Investors are cautioned that forward-looking information is not based on historical fact but instead reflects management's expectations, estimates or projections concerning future results or events based on the opinions, assumptions and estimates of management considered reasonable at the date the statements are made. Although the Company believes that the expectations reflected in such forward-looking information are reasonable, such information involves risks and uncertainties, and undue reliance should not be placed on such information, as unknown or unpredictable factors could have material adverse effects on future results, performance or achievements of the Company.
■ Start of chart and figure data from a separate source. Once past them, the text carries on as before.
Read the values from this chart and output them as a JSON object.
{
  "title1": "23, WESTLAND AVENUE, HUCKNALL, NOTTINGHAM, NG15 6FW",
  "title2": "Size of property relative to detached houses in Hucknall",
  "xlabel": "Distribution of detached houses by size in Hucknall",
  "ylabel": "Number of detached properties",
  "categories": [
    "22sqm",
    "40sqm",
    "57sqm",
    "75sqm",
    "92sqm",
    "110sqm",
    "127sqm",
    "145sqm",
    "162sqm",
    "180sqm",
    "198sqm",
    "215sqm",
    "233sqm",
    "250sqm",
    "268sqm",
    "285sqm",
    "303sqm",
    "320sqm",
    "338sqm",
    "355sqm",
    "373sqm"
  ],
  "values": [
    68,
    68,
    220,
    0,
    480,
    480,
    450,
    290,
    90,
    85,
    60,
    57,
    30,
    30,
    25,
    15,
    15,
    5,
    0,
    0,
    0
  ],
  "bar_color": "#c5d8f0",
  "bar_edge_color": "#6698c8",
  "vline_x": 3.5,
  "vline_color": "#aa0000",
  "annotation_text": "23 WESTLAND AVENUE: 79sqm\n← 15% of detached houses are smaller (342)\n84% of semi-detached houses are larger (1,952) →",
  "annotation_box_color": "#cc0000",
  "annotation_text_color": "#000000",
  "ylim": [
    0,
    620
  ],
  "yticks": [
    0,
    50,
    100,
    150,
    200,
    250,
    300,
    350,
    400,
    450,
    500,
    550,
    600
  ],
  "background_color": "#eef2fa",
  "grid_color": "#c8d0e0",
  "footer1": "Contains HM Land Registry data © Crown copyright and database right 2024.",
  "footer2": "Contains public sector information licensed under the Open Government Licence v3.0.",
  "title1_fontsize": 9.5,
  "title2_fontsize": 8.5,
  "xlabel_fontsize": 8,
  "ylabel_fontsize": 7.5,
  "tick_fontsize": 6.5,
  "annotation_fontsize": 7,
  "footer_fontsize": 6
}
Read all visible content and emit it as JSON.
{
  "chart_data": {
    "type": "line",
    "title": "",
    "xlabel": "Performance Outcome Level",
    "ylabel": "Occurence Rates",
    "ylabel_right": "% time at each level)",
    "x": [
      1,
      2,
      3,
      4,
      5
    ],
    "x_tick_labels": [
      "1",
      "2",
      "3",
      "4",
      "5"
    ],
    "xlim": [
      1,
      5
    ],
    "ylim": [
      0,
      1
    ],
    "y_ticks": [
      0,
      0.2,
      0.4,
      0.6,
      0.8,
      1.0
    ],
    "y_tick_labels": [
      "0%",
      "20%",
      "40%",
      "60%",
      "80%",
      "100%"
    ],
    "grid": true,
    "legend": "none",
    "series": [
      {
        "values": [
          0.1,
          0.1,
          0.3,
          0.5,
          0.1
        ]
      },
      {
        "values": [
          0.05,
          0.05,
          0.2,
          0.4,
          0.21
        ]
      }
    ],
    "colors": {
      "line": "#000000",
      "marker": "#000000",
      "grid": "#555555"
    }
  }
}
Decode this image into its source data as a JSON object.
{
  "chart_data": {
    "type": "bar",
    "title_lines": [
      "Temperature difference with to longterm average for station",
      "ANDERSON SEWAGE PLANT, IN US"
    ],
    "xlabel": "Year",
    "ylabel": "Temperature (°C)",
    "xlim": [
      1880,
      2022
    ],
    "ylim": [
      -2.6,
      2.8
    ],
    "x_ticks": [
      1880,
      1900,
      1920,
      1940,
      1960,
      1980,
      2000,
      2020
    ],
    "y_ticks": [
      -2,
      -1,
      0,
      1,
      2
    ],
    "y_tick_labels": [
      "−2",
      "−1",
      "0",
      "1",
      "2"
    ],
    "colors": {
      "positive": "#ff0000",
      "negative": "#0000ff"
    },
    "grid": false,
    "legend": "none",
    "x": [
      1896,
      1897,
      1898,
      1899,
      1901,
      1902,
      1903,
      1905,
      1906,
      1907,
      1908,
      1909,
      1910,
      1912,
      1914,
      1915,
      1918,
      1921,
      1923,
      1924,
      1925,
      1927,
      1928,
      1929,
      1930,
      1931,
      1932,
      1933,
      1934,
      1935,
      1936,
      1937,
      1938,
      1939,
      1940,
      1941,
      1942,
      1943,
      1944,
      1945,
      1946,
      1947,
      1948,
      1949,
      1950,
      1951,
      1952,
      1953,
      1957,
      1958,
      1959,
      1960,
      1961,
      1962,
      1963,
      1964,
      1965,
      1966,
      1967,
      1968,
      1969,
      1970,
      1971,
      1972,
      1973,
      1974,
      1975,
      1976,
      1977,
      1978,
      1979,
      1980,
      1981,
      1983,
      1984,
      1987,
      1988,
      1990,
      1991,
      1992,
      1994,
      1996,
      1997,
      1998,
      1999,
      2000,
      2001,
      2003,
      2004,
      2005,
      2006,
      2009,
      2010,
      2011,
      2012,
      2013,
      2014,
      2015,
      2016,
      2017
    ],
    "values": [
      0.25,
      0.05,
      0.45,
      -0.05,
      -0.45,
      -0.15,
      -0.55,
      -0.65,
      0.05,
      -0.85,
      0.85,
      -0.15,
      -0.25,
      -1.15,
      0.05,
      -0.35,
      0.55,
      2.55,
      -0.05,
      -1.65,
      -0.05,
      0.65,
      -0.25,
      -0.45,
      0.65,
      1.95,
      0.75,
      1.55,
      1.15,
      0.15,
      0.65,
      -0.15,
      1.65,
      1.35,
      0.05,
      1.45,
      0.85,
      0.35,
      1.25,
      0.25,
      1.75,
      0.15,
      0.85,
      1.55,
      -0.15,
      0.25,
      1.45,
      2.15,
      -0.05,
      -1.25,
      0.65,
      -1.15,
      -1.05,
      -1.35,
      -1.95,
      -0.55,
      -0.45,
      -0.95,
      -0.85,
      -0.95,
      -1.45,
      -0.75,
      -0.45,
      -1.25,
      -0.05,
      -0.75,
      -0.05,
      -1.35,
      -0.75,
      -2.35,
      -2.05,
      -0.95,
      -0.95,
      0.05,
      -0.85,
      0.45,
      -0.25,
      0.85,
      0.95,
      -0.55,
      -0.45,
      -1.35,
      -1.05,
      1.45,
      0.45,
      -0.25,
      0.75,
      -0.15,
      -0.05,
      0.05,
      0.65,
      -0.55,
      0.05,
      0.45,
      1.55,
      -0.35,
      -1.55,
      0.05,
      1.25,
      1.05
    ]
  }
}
Among the key factors that could cause actual results to differ materially from those projected in the forward-looking information are the following: expectations regarding future growth and expansion; regulatory and licensing risks; changes in consumer demand and preferences; changes in general economic, business and political conditions, including changes in the financial markets and inflation-related risks; the global regulatory landscape and enforcement related to cannabis, including political risks and risks relating to regulatory change; compliance with extensive government regulation; public opinion and perception of the cannabis industry; and the risk factors set out in the Company's annual information form dated February 27, 2023, filed with Canadian securities regulators and available on the Company's profile on SEDAR at www.sedar.com.

Should one or more of these risks or uncertainties materialize, or should assumptions underlying the forward-looking information prove incorrect, actual results may vary materially from those described herein as intended, planned, anticipated, believed, estimated or expected. Although the Company has attempted to identify important risks, uncertainties and factors that could cause actual results to differ materially, there may be others that cause results not to be as anticipated, estimated or intended. Accordingly, readers should not place undue reliance on forward-looking information, which speak only as of the date of this news release. The Company disclaims any intention or obligation to update or revise any forward-looking information, whether as a result of new information, future events or otherwise, except as required by law.

SOURCE: Avant Brands Inc.



View the original press release on accesswire.com

Avant entered into a promissory note extension agreement with MENA, extending the payment of the $720,000 balance through monthly installments until July 12, 2024.

The promissory note extension agreement bears interest at a rate of 12% per annum, and Avant issued 672,897 common shares to MENA as consideration.

Avant entered into a partial equity conversion agreement with F-20, reducing quarterly payments by over $1,250,000 and issued common shares and warrants against the principal balance.

The debenture includes a maturity date extension to October 29, 2025, monthly amortized payments of approximately $150,000, and an interest rate of 15% per annum.

F-20 now holds 12.78% of Avant's common shares and has control over 6,750,000 warrants. F-20 acquired these securities for investment purposes.